Lovelylugs · 23/12/2019 01:39

I would email Tena and ask them to send out a sample of their products to your Mum with some information leflets. Also perhaps look at the Tena website for advice. I'm sure they have experience dealing with these situations and would provide helpful information. Maybe even get samples sent to your house and bring them over to her. It will start a discussion and she won't feel someone has sent them to her deliberately.

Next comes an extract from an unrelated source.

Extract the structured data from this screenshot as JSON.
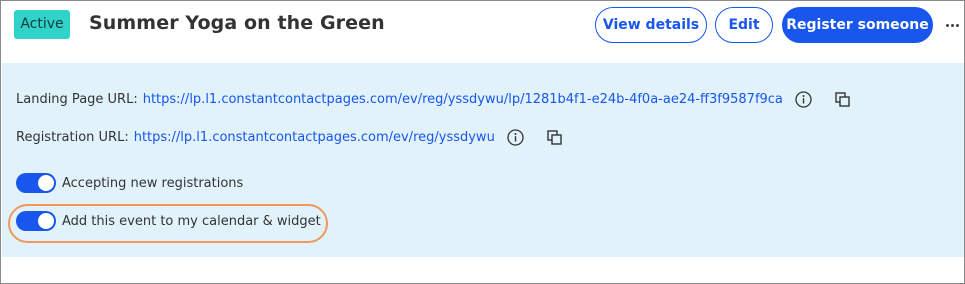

CrazyMum40 · 23/12/2019 01:52

She knows she wetting herself and is being selfish going around to other people's houses and peeing on their stuff why doesn't she care, try the lads or lady padded knickers, instead of expensive bed or kiddy wetness pads buy puppy pads put them down in your car and on her settee if she doesn't get the hint when you leave the pads, I feel sorry for her if she can't help it, but she knows she's doing it she'll feel damp, she's being rude

CrazyMum40 · 23/12/2019 01:54

Or maybe she knows she's peeing herself and she's wearing a pad but it's not as absorbant enough as she needs so it's leaking and she needs to move onto the adult nappys

Countryescape · 23/12/2019 02:11

That is disgusting. Unless she has competence issues ( dementia etc) talk to her kindly but honestly and tell her she needs to start wearing pads, that you’ll support her to go to
GP etc.

andannabegins · 23/12/2019 02:18

One of my mums big fears is she will turn into a smelly old lady and has made me promise that if she smells I have to tell her rather than let her smell and be embarrassed!

Astrabees · 23/12/2019 07:35

I hope you might be able to persuade her to see a womens health phisio, either via GP or privately, the one who helped me (issue fully resolved) said 80% of those who saw her would be cured if they did the exercises even up to age 90. Long term pad use is certainly not inevitable.